Gloomy business activity data from the euro area and Britain sent the euro and pound tumbling against the dollar on Wednesday, pushing the greenback to its highest level in two months.
HCOB’s flash Composite Purchasing Managers’ Index (PMI) for the euro area, compiled by S&P Global (NYSE:SPGI), dropped to 47.0 in August from July’s 48.6, its lowest since November 2020. The services component sank to 48.3 from 50.9, its first time below the 50 mark that separates growth from contraction this year.
The German composite figure fell to its lowest since May 2020 as a deepening downturn in manufacturing output was accompanied by a renewed contraction in services activity.
The single currency weakened after the German data, hitting its lowest level against the dollar since June 15 at $1.0805.
“The decline in services activity was a sharp move and we’ve seen a soft euro environment,” said Niels Christensen, chief analyst at Nordea.
“If inflation data continues to slow then the European Central Bank might pause their tightening cycle in September.”
It was a similar picture for the pound, which fell to its lowest level in over a week at $1.2623, after the S&P Global/CIPS PMI tumbled to 47.9 in August, the lowest level since January 2021, while the survey also showed price and cost pressures eased.
“This combination … should give the Bank of England food for thought in advance of its next interest rate decision in September and suggests an increase is no longer a certainty.” said Martin Beck, chief economic advisor to the EY ITEM Club.
The dollar rose to a two-month peak after the data, with investors looking to Federal Reserve chair Jerome Powell’s speech this week at the Jackson Hole Symposium for cues on the monetary policy path.

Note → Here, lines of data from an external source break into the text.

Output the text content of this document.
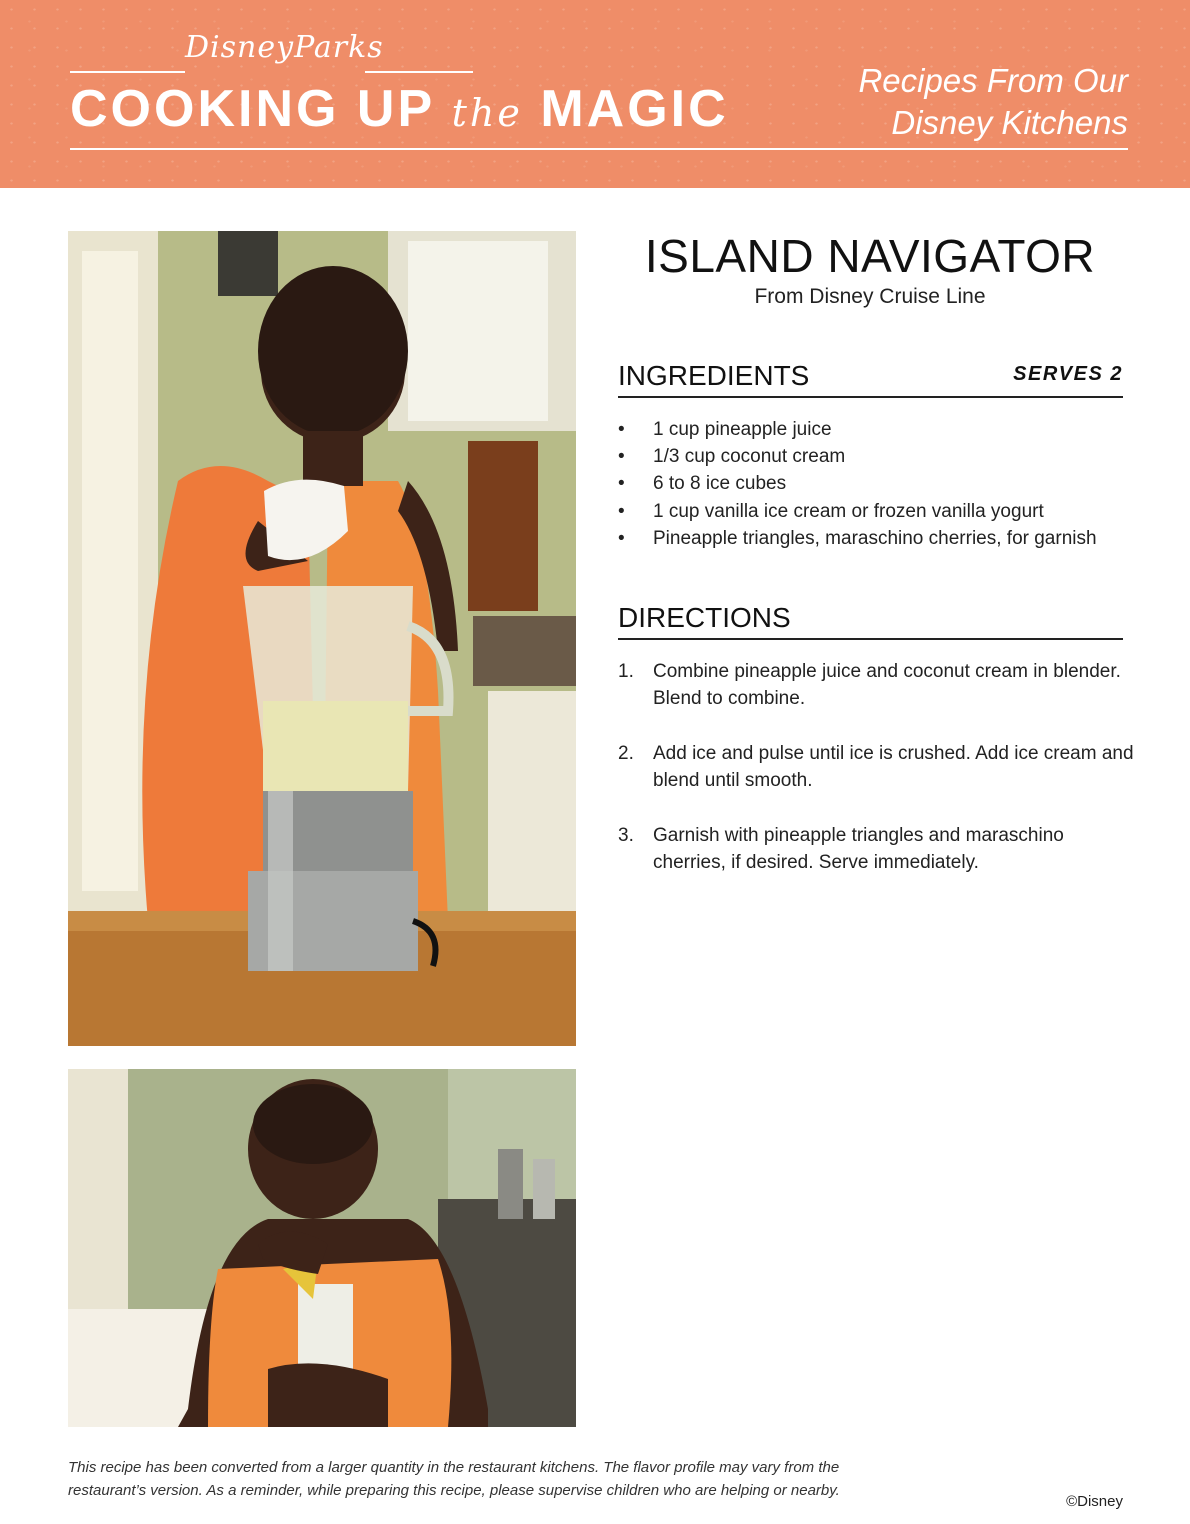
DisneyParks
COOKING UP the MAGIC	Recipes From Our
Disney Kitchens
ISLAND NAVIGATOR
From Disney Cruise Line
INGREDIENTS	SERVES 2
• 1 cup pineapple juice
• 1/3 cup coconut cream
• 6 to 8 ice cubes
• 1 cup vanilla ice cream or frozen vanilla yogurt
• Pineapple triangles, maraschino cherries, for garnish
DIRECTIONS
1. Combine pineapple juice and coconut cream in blender. Blend to combine.
2. Add ice and pulse until ice is crushed. Add ice cream and blend until smooth.
3. Garnish with pineapple triangles and maraschino cherries, if desired. Serve immediately.
This recipe has been converted from a larger quantity in the restaurant kitchens. The flavor profile may vary from the
restaurant’s version. As a reminder, while preparing this recipe, please supervise children who are helping or nearby.
©Disney
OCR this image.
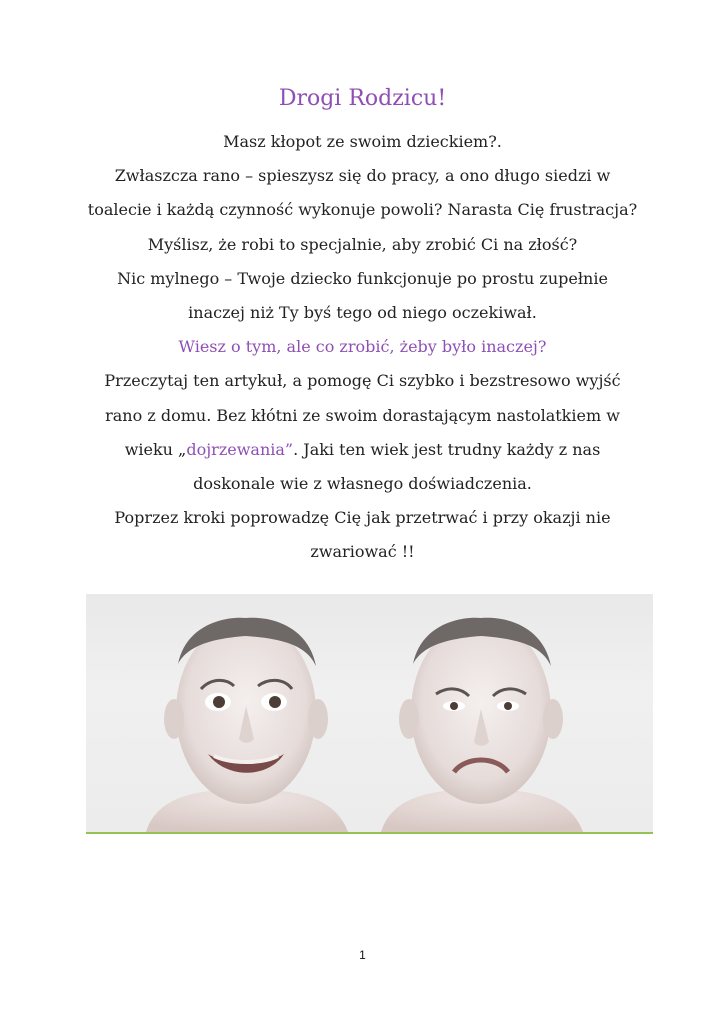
Drogi Rodzicu!
Masz kłopot ze swoim dzieckiem?.
Zwłaszcza rano – spieszysz się do pracy, a ono długo siedzi w
toalecie i każdą czynność wykonuje powoli? Narasta Cię frustracja?
Myślisz, że robi to specjalnie, aby zrobić Ci na złość?
Nic mylnego – Twoje dziecko funkcjonuje po prostu zupełnie
inaczej niż Ty byś tego od niego oczekiwał.
Wiesz o tym, ale co zrobić, żeby było inaczej?
Przeczytaj ten artykuł, a pomogę Ci szybko i bezstresowo wyjść
rano z domu. Bez kłótni ze swoim dorastającym nastolatkiem w
wieku „dojrzewania”. Jaki ten wiek jest trudny każdy z nas
doskonale wie z własnego doświadczenia.
Poprzez kroki poprowadzę Cię jak przetrwać i przy okazji nie
zwariować !!
1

The dollar index, which measures the U.S. currency against six rivals and is most heavily weighted to the euro, rose to 103.95, its highest level since June 8. The index is up 2% in August, on course to snap a two-month losing streak.
A recent run of strong U.S. economic data has helped allay worries of an impending recession but with inflation still above the Fed’s target of 2%, investors are wary that the central bank may keep rates in a higher range for longer.
“There’s no reason for Powell to close the door for more rate hikes or make a firm promise to hike more,” Nordea’s Christensen said.
“The U.S. economy is slowing a bit but is holding up much better than Europe and that could give the dollar the upper hand.”
Markets are pricing in around an 85% chance of the Fed standing pat at its policy meeting next month, but the odds of the U.S. central bank hiking interest rates one more time this year toward the end of the year have been rising slightly.
Meanwhile, the yen strengthened 0.4% to 145.30 per dollar but was not far off the nine-month milestone of 146.565 touched last week, leaving traders on tenterhooks as they warily watch for any signs of intervention.
The dollar’s break above 145 yen last year triggered intervention, and speculation has begun mounting that Tokyo could soon step into the market to support its currency again if the yen weakens further.
“Despite the proximity to last autumn’s FX intervention level, we see the prospect of intervention below USD/JPY 150 as unlikely and believe that the pair needs to go closer to 155 before MoF (Japan’s Ministry of Finance) considers pulling the trigger,” said Colin Asher, senior economist at Mizuho.
Another Asian currency that has worried investors is China’s yuan, which is down over 5% this year against the dollar largely due to concerns over the country’s deepening property crisis, which is putting further downward pressure on China’s sputtering post-pandemic economic recovery.
The spot yuan opened at 7.2870 per dollar on Wednesday and was last changing hands at 7.2899.